Saturday , October 24 2020

Prepare Your Wood Deck for Fall

Prepare Your Wood Deck for Fall

Summer is officially over and it’s time to start prepping for fall. Now is the time to take steps to keep your wood deck safe and looking its best through the colder months.

1. Inspect Your Deck Surroundings

Keep your eyes open for any tree branches hanging above the deck or thick shrubs around it. It’s important that air is able to circulate over and around your deck to prevent moisture from building up that leads to mold, mildew and rot. In addition, check your roof gutters above the deck to make sure they are clean. Clogged gutters won’t drain and will end up spilling over onto your deck. Also, take note of any erosion around the footing of your deck.

2. Clean and Inspect Your Deck Surface

Remove, cover or store any freestanding furniture, as well as any outdoor rugs, planters, umbrellas, portable grills and bar carts, so you can clean the surface of the deck. Be careful not to drag heavy items so you don’t put scratches into the deck.

Put fitted covers over your furniture to prevent damage from weather. Fitted covers won’t blow away. Try to find covers made from a two-layer material with a waterproof layer on top and a softer layer on the bottom that won’t scratch the furniture.

Remove any accumulated leaves and debris from the deck and wash the surface off with a garden hose or pressure washer. For stubborn stains, try using a stiff-bristled brush and a bucket of warm water mixed with a mild detergent. Also, look for any loose boards and see if damage is limited to one area or more extensive. If you find debris between the boards, try using a plastic putty knife to remove it safely. You always want to keep the space between the boards clear to promote drainage and air circulation. Moisture is one of the biggest factors affecting deck longevity.

3. Visual Inspect Your Deck Overall

Look closely at the structural components that keep the deck secure, and check for any signs of decay, mold or fastener corrosion under your deck. Also check posts for signs of warping, beams for any loose hardware, and the stability of joists and stair railings.

In addition, look at the ledger (where the deck connects to the house). This is a large part of the deck’s strength. Make sure its connections are secure and take note if it’s pulling away from your home. The majority of deck failures happen because the ledger was not connected to the house properly. But even if the ledger is connected correctly, decay can happen over time.

If you find a problem area, it is always best to call a licensed home inspector or contractor to look at it and advise on the best solution.

It’s also a good idea to check the deck utilities as well. This means if you have a gas grill, inspect the gas line. If you have any lighting, see if connections are secure and if any bulbs need replaced.

4. Look at Deck Hardware for Tightness and Corrosion

Inspect the hardware on your deck stairs, railing posts and balusters, looking for rust or corrosion. A lot of older wooden decks have nails, which can loosen due to seasonal movement and temperature changes. If you have any nails that have popped up, hammer them back down or replace them with deck screws.

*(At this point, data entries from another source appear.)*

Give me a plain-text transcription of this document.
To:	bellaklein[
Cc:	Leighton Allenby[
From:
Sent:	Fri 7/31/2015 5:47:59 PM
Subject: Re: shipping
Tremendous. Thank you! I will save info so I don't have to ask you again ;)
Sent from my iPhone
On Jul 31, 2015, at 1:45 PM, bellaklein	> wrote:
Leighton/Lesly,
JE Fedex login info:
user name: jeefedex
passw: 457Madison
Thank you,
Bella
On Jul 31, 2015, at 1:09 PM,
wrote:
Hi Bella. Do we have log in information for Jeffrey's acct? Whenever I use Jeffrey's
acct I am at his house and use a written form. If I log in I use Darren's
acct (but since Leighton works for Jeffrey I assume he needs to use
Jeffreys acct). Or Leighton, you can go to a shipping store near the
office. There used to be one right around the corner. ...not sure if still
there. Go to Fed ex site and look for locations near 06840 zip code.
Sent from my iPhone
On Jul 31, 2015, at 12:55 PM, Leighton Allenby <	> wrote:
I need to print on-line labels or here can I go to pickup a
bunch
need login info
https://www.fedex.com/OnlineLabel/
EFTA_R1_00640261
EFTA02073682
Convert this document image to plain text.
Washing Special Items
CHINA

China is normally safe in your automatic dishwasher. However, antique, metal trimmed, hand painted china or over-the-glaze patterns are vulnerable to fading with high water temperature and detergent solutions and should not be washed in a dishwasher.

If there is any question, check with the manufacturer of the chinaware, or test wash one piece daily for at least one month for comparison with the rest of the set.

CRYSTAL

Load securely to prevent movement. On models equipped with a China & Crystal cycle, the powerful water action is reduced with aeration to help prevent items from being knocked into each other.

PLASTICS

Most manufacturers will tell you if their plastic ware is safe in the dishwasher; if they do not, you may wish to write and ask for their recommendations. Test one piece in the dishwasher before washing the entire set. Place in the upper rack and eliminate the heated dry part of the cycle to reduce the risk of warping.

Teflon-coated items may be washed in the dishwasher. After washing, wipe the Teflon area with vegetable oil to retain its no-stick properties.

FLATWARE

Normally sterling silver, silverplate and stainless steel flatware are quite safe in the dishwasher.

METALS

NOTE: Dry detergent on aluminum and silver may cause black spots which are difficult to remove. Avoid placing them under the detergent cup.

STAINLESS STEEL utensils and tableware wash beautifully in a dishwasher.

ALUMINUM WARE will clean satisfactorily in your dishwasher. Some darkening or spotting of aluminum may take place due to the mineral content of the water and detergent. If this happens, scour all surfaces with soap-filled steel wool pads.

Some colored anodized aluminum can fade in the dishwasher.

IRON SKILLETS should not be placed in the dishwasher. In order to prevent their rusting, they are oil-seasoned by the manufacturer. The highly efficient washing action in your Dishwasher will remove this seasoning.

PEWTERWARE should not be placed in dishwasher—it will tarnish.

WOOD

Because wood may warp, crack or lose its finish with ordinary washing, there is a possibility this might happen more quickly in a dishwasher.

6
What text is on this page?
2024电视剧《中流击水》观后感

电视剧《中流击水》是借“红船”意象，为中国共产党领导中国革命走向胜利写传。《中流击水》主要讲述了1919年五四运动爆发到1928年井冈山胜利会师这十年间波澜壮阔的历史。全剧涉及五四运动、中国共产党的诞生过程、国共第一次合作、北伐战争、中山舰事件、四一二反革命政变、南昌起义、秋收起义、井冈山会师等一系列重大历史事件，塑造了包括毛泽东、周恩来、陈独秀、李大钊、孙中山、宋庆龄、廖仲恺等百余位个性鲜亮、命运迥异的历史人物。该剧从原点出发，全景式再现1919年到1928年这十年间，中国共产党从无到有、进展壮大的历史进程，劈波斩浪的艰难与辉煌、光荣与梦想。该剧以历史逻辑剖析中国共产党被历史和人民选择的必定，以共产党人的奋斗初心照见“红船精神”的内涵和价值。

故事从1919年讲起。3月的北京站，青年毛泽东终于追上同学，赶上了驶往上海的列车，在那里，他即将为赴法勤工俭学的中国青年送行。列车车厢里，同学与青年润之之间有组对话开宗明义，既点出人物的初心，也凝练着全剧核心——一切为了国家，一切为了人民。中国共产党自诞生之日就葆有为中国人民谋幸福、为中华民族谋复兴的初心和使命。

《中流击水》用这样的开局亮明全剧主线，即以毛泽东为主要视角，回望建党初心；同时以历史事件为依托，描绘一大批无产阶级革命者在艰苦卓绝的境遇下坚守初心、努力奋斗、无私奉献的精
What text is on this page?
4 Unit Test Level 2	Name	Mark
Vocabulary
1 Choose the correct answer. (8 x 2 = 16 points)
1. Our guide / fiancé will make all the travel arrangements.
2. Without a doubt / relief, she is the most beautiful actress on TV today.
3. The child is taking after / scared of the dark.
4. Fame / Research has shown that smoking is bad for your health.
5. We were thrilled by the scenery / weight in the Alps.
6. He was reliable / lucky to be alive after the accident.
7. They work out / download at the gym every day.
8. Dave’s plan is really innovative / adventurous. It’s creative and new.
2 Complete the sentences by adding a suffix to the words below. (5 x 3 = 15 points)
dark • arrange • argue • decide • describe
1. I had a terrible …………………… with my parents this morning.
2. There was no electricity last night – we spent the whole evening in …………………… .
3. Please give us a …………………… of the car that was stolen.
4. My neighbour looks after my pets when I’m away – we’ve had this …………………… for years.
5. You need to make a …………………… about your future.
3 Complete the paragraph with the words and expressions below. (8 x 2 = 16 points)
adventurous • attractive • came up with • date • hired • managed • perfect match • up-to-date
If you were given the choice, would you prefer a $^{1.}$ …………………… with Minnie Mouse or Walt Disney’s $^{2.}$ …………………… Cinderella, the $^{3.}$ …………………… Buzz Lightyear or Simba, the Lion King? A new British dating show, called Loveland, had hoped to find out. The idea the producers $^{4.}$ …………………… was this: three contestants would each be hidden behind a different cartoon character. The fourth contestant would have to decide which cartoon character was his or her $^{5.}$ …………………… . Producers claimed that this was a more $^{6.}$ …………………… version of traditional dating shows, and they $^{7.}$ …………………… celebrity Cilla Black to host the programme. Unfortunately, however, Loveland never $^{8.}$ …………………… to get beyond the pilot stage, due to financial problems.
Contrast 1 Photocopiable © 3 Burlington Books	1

Walk up and down any stairs looking for movement in the stair treads, and grab the railings to see if there is any looseness. If railings are bolted, see if you can simply tighten the bolts to secure the post. For any areas of concern, consult with a building professional.

5. Make Sure the Area Under Your Deck is Safe and Secure

If your deck was designed with storage space underneath, make sure it is kept clean. In some places, storing furniture or firewood under your deck is considered a hazard, so be sure to check local building and fire codes. Storing items under your deck means more moisture, leaves and vermin, which are detrimental to deck health.

In areas prone to water accumulation, adding gravel under your ground-level or raised deck helps promote proper drainage and combats moisture. In any case, the best bet for making sure the underneath is safe is to inspect it frequently and clean it regularly.

6. Keep the Deck Surface Clean Over Winter, and Plan Ahead

Checking weekly for any accumulated debris will help avoid problems that might otherwise build over the winter months. But even in a milder climate, it’s still important to clean the leaves off your deck regularly. A buildup of leaves can lead to mildew and mold issues.

For those in a cold climate, pay attention to how much snow or ice ends up on the deck. Shoveling snow and chipping ice on a wood deck can cause damage, so take it easy. Try letting it melt naturally, unless you are concerned about the weight.

When warmer weather arrives again, consider a new seal for your deck that helps lock out moisture. Reseal as often as needed depending on the type of deck you have and the location of the deck on your property. Decks made from mahogany and redwood may need to be resealed every 1 to 3 years, while other types of wood decks may need to be resealed every year, or even twice a year.

Look for a sealant that acts as a water repellent, provides sunscreen for your deck and makes it mildew-resistant. There are many different kinds of sealants on the market today, including combination sealant and stain, and eco-friendly choices. If in doubt of which type to use, try consulting with your deck installer.